Now I will admit that I know nothing about writing for television or movies, just a few figures for scripts that I’ve read in the trades now and then. The numbers have always made me want to change professions. With one script, a writer can rake in what amounts to my annual salary (and that’s after taxes). If the internet and DVD sales that the networks were hoarding endangered their ability to pay the rent, maybe I’d have a little more sympathy. And if it does truly make a dent in their ability to pay rent and utilities, then please, strike all you want. I will have to poke around a little more to see what’s what. But in the meantime, the ranting continues.
I’ll give them a pass on the DVD residuals. The DVD market is surely a cash cow for the networks. Why the writers didn’t ask for this sooner is beyond me. What seems a little more dubious is the money networks get from internet streaming. As John Stewart says, you can watch all this stuff online for FREE. Yes yes, the networks sell spots on the ineterwebs as well, but the amount they must spend on bandwidth, security, coding, and all that backend mess probably costs as much, if not more than the ads they sell to sponsors. Users don’t pay a dime. If anything, they cost the networks more money as they drive up server and hosting costs the more they stream this free media.
The other major flaw with the writer’s strike tactic is the reality scab. Reality television is cheaper to produce and often times more popular than traditional scripted programming. American Idol regularly kicks the living shit out of any programmed network show. The strike merely gives networks the opportunity to assault us with more reality shit. And apparently, we can’t get enough! It’s like the empty calories of television. We just keep chugging away at those soft-drink reality shows and get fat and lazy and ignore those scripted programs that writers spent weeks and months writing.

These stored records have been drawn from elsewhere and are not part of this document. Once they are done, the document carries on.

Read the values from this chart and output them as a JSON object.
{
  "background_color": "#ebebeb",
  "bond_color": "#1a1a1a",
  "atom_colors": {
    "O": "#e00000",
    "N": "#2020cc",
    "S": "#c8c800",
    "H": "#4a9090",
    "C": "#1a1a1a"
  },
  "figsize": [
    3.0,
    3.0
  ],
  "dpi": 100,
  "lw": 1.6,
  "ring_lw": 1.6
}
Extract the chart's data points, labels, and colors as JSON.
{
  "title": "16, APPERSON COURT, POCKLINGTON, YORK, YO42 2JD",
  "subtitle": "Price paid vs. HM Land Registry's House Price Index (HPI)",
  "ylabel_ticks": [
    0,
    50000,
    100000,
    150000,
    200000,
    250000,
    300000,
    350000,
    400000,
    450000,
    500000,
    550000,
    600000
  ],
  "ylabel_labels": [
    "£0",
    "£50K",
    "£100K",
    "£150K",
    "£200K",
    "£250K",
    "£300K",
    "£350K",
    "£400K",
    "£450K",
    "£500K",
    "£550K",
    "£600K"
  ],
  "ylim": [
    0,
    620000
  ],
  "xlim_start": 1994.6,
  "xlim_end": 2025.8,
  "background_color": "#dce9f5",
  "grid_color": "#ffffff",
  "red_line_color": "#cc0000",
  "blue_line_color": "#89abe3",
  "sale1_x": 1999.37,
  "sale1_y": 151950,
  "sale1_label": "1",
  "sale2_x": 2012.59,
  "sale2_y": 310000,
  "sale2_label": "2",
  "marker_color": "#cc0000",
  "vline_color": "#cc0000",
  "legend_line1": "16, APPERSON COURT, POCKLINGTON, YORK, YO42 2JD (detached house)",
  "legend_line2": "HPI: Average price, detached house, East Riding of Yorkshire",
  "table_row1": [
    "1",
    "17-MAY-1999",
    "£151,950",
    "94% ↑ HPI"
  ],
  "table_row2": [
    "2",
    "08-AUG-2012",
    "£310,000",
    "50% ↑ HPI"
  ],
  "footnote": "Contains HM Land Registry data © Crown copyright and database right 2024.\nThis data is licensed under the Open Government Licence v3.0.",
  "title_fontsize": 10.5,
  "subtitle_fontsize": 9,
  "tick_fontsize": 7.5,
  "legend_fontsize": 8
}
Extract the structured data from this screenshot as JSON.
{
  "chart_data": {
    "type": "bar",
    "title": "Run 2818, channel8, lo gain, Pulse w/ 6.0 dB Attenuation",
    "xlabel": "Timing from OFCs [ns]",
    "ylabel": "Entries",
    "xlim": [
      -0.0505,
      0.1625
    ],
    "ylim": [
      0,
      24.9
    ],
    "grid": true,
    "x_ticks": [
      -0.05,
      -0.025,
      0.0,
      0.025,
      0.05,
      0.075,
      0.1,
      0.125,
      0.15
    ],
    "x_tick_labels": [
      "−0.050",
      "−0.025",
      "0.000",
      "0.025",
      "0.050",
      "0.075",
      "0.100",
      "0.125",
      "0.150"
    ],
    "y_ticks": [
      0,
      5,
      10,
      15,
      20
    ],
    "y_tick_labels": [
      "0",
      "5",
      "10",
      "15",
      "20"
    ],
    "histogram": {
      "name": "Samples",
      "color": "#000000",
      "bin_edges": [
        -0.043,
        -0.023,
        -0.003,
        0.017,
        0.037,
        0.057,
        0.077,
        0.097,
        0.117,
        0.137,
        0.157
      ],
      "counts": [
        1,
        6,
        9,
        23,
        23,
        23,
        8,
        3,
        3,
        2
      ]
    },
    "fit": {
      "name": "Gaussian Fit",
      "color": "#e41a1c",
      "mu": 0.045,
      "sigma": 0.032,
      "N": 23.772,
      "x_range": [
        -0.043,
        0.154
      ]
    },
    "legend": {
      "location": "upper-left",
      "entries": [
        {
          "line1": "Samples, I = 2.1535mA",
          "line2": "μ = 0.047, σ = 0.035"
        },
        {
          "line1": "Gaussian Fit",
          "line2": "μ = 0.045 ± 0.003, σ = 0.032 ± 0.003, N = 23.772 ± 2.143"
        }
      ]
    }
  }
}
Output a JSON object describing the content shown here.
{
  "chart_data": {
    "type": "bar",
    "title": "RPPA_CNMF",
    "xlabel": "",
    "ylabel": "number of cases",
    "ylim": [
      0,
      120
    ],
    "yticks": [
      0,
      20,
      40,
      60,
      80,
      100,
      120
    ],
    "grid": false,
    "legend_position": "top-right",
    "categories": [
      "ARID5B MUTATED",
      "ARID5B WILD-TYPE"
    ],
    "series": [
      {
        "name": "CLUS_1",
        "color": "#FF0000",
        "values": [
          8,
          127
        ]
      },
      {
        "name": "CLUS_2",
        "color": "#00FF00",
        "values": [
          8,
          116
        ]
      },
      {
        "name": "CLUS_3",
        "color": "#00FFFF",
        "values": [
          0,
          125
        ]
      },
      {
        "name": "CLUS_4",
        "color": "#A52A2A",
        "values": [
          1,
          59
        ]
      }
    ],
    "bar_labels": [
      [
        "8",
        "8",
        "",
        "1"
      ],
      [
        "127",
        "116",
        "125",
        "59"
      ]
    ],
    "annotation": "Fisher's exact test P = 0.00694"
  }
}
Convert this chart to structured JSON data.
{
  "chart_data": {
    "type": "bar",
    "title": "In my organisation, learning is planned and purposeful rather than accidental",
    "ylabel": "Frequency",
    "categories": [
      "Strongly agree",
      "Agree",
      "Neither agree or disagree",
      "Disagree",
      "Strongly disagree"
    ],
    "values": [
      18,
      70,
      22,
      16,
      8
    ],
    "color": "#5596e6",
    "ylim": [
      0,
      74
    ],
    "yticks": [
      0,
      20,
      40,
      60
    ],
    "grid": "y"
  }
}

If you really want to make money on the webs, get yourself a damn blog like the rest of us assholes. Actually, a blog by a Hollywood writer with the inside skinny on how movies and television shows get made would grab more traffic than any random blogger making fun of Hollywood. Hell, you freaking write for a living! Think of your blog as a mental exercise to get the ideas flowing. And hell, you could even sell your own advertising on your site and make your own damn money without ever dealing with a network exec, grumpy director, or diva actor ever.
Like most of my claims, a lot of my beef with the writers could be completely wrong. If you know better than I, and I’m sure you do, please tell me so in the comments so that I may see the err of my ways. I honestly would like to whole heartedly support the writers. But from where I stand, it seems like a grab for cash from folks who already make more than any of us will ever see ever in our life times. Jealous much, but that’s the way I feel.